Tomik obejmuje kolejne siedem rozdziałów mangi, od 30 do 36. Na początku jak zwykle znajdziemy spis treści oraz krótkie przedstawienie bohaterów i założeń świata, a także streszczenie dotychczasowych wydarzeń. Kolejne rozdziały otwierają całostronicowe ilustracje narysowane delikatną kreską – wyjątkiem jest rozdział 32, gdzie ilustracja zajmuje dwie strony i jest narysowana w bardziej zdecydowanym stylu, tak jakby była to przerobiona na skalę szarości wersja kolorowego obrazka.

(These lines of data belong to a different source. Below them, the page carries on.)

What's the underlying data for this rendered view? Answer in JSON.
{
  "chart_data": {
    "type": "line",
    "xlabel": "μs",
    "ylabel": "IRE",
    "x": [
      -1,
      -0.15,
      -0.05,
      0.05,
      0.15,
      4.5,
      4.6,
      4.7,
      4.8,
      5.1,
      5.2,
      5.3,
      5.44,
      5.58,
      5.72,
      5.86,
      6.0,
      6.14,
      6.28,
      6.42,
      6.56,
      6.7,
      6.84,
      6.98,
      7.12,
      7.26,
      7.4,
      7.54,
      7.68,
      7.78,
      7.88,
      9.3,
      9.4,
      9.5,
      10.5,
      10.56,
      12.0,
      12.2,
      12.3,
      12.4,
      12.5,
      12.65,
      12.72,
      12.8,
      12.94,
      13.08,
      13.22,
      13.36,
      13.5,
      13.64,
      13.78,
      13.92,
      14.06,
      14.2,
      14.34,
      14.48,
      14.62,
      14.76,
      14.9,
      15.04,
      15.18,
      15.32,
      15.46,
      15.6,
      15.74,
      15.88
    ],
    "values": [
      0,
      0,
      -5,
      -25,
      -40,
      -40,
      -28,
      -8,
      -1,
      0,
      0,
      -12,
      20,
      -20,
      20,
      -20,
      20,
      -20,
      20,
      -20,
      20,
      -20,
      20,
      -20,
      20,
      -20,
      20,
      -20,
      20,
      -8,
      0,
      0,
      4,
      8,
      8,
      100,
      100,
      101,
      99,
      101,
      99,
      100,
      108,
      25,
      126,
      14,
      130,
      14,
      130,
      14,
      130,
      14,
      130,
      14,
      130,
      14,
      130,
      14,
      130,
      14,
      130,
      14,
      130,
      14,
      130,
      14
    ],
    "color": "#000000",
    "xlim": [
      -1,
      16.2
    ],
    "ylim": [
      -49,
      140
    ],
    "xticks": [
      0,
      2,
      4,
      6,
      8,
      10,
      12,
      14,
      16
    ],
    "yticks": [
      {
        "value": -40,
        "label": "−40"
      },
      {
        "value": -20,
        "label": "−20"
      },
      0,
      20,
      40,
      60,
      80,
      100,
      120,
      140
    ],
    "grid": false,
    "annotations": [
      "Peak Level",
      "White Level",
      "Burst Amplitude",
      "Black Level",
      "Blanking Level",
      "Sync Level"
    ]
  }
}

Z tyłu tomiku znajdziemy dział „Przedstawienie postaci”, w którym autorka prezentuje szkice bohaterów wprowadzonych w tym i w poprzednim tomie (czyli głównie mieszkańców Pałacu – Omodaki, służek, rodziców Zakuro), wraz z nielicznymi opisami detali typu „gdzie dana postać ma tatuaże” czy też „w strój z jakiej ery/epoki jest ubrana”. Na kolorowej obwolucie mangi umieszczono obrazek przedstawiający Susukihotaru i Rikena i taki sam, tylko przycięty w pionie, znajduje się na monochromatycznej okładce tomiku.
Do tłumaczenia nie mam większych zastrzeżeń – jak poprzednio, część japońskich onomatopei pozostawiono w niezmienionej formie, dodając obok polskie znaczenie. Jednak rozmieszczenie tekstów w dymkach nadal razi – czcionka jest mała, a dymki duże, co powoduje zostawianie dużej ilości pustego miejsca wokół tekstów. W dodatku znaki interpunkcyjne typu wielokropek zlewają się prawie w linię, co wyjątkowo źle wygląda w momencie, gdy tenże wielokropek jest umieszczony przed pytajnikiem.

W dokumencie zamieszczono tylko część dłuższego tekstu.